Ice shelf in Antarctica calves trillion-ton iceberg

SAN FRANCISCO, 13 July (BelTA - Xinhua) - A one-trillion-ton iceberg, one of the biggest ever recorded, has calved away from a part of the Larsen Ice Shelf, a long ice shelf in the northwest part of the Weddell Sea, extending along the east coast of the Antarctic Peninsula, in Antarctica.

The calving, which was revealed Wednesday by Project MIDAS, an Antarctic research project based in the United Kingdom, occurred sometime between Monday and Wednesday this week, when a 5,800-square-kilometer section of Larsen C finally broke away.

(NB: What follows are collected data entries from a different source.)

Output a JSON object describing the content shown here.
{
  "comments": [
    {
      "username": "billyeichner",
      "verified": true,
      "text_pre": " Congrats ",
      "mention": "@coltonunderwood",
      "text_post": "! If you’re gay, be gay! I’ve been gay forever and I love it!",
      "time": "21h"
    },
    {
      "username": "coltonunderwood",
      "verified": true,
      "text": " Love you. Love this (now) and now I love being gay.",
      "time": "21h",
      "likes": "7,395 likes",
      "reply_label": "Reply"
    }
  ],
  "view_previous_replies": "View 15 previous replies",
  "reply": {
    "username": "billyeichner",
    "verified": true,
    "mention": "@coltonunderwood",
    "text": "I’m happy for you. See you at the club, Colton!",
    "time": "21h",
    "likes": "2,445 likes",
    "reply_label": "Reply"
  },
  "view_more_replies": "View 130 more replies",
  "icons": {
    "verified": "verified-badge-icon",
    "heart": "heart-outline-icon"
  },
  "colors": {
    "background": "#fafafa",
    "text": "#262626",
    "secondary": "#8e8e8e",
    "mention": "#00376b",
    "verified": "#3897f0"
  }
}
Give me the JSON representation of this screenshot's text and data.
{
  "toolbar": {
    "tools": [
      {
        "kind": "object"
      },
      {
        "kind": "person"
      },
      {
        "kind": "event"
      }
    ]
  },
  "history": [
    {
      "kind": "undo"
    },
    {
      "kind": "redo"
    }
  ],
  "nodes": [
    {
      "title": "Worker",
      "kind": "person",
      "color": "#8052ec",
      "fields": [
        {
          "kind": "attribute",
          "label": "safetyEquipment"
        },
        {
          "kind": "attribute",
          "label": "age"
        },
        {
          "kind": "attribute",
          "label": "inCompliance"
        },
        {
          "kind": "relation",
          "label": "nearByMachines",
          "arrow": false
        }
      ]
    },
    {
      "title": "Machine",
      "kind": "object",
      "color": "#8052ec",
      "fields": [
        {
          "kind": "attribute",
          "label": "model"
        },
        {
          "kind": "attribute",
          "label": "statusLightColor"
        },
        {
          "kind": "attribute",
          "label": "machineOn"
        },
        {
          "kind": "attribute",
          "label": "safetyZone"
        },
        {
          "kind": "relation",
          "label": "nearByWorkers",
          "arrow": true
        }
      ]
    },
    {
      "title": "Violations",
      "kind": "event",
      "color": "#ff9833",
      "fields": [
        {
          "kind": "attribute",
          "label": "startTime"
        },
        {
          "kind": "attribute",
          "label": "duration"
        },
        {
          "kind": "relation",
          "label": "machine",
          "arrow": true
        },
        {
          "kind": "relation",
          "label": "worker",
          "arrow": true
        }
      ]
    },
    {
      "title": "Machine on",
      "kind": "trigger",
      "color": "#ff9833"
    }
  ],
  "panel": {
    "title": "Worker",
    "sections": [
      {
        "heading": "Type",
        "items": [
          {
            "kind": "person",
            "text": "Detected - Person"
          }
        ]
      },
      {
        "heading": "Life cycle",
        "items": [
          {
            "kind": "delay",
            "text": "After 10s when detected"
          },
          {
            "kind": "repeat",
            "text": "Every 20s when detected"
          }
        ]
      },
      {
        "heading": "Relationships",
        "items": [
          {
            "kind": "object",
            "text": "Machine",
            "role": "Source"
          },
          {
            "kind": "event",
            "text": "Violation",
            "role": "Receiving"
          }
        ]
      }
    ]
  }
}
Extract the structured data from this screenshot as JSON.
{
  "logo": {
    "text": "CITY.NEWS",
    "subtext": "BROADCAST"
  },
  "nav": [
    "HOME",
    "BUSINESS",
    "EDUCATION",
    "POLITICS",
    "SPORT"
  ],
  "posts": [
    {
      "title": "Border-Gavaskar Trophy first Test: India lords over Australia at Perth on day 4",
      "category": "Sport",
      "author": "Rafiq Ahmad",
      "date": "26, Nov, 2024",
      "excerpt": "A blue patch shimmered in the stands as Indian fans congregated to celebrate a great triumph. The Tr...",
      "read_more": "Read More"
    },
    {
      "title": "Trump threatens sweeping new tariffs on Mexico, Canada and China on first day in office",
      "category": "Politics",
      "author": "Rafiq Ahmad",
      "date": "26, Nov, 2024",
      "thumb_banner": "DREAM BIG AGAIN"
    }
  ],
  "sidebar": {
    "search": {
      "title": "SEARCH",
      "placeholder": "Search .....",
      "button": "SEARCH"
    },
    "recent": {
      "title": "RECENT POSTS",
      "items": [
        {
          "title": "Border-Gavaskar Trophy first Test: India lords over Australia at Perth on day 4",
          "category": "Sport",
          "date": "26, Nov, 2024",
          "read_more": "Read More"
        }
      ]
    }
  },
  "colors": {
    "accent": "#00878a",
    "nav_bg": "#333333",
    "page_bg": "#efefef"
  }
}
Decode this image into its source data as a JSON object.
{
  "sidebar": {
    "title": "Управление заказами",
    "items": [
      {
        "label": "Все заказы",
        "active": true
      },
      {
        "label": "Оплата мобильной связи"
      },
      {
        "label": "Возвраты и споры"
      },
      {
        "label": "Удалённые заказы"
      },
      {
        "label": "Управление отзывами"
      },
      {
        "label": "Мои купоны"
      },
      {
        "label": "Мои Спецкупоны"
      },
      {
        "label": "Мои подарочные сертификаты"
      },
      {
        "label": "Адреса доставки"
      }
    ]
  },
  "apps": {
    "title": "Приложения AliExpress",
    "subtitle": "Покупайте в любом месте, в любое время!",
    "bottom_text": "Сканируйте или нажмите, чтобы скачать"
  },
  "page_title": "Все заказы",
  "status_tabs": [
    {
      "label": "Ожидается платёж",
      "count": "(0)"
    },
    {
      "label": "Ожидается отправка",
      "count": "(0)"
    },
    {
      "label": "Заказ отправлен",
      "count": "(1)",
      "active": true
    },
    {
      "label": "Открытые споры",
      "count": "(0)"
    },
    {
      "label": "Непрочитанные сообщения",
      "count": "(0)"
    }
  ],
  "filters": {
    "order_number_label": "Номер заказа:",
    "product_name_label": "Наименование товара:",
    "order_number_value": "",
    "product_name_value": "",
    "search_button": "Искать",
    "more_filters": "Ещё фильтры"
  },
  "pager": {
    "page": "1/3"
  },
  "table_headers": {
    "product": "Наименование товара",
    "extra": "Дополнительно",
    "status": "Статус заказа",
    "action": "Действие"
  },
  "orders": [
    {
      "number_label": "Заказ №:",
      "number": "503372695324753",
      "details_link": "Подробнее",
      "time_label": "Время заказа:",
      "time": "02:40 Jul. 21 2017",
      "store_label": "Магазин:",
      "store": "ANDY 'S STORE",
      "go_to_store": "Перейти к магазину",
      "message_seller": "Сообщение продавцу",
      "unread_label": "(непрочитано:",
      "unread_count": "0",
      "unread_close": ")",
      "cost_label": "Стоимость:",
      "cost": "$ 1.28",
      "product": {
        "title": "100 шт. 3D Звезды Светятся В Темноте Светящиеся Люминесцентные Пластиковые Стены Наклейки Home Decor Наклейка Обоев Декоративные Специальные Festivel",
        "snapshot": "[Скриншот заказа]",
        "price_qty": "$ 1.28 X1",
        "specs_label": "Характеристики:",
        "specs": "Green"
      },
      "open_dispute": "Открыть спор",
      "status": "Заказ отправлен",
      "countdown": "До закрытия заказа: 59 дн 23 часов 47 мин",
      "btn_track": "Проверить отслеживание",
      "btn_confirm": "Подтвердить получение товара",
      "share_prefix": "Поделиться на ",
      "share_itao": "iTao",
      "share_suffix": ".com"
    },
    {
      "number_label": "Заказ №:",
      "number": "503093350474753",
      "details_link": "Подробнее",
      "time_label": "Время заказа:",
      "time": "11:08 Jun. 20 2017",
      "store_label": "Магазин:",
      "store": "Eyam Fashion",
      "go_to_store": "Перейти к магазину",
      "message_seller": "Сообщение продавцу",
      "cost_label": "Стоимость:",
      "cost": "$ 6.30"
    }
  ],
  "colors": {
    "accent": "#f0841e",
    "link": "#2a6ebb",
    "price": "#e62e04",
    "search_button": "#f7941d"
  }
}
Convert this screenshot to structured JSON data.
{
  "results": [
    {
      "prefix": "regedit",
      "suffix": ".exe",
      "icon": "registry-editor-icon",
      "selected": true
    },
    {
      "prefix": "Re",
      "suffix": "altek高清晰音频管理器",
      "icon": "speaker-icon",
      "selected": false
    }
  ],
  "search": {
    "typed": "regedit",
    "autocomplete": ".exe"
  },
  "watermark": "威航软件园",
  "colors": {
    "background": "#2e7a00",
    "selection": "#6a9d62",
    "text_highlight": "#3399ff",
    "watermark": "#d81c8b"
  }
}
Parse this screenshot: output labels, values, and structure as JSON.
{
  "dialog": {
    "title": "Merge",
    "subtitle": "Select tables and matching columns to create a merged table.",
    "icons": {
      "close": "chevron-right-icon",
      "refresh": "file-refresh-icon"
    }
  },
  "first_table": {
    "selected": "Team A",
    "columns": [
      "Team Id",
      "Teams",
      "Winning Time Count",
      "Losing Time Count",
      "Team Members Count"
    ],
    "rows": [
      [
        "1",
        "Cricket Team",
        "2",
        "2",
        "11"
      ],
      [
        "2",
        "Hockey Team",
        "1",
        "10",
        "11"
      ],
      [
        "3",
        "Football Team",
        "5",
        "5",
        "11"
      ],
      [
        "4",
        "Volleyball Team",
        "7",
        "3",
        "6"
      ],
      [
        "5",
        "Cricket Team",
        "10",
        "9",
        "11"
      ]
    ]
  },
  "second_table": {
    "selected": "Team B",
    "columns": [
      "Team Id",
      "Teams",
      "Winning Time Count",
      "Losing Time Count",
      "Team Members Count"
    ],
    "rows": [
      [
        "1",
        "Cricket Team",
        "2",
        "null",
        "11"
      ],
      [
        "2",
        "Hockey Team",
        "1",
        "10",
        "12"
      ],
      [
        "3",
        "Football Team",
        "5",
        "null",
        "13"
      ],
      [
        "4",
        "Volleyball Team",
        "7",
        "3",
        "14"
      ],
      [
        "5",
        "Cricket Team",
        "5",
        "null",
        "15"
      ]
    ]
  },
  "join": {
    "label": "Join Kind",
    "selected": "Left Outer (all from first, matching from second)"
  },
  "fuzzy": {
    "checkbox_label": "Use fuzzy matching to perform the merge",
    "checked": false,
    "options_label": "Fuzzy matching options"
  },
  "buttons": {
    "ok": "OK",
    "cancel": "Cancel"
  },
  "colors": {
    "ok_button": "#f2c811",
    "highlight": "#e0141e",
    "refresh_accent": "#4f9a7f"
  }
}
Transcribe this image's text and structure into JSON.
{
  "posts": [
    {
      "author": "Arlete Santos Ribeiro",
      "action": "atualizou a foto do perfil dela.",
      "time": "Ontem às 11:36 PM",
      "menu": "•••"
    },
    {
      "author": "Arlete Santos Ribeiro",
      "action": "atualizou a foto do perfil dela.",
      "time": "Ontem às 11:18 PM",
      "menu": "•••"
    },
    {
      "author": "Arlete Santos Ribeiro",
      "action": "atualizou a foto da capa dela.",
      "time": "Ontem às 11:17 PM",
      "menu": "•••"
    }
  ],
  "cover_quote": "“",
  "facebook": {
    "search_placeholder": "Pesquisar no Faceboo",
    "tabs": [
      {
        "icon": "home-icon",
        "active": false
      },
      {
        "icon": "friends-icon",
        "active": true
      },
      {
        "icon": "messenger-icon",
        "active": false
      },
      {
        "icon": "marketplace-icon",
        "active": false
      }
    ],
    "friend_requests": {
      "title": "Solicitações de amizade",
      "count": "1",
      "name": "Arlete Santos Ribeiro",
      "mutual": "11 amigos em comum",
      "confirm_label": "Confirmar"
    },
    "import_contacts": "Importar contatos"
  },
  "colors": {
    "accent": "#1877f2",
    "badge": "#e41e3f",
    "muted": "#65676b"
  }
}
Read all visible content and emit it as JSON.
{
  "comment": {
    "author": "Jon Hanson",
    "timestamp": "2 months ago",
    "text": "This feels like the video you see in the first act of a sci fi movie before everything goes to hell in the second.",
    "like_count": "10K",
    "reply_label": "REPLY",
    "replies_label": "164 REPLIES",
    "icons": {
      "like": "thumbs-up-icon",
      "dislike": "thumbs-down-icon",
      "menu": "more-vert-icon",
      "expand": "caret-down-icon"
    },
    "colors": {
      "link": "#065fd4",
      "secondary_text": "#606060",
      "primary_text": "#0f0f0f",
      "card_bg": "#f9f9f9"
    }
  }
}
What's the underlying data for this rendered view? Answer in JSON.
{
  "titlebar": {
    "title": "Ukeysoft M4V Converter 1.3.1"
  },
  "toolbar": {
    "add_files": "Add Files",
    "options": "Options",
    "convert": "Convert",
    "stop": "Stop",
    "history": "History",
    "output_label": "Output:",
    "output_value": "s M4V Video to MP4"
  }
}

The final breakaway was detected in data from a satellite instrument of the U.S. National Aeronautics and Space Administration (NASA), which images in the thermal infrared at a resolution of 1 kilometer, and confirmed by another instrument.

The iceberg was already floating before it calved away, so it has no immediate impact on sea level. The calving of this iceberg leaves the Larsen C Ice Shelf reduced in area by more than 12 percent, and the landscape of the Antarctic Peninsula changed forever.

With a thickness of between 200 and 600 meters, the Larsen C floats at the edge of the Antarctic Peninsula, holding back the flow of glaciers that feed into it.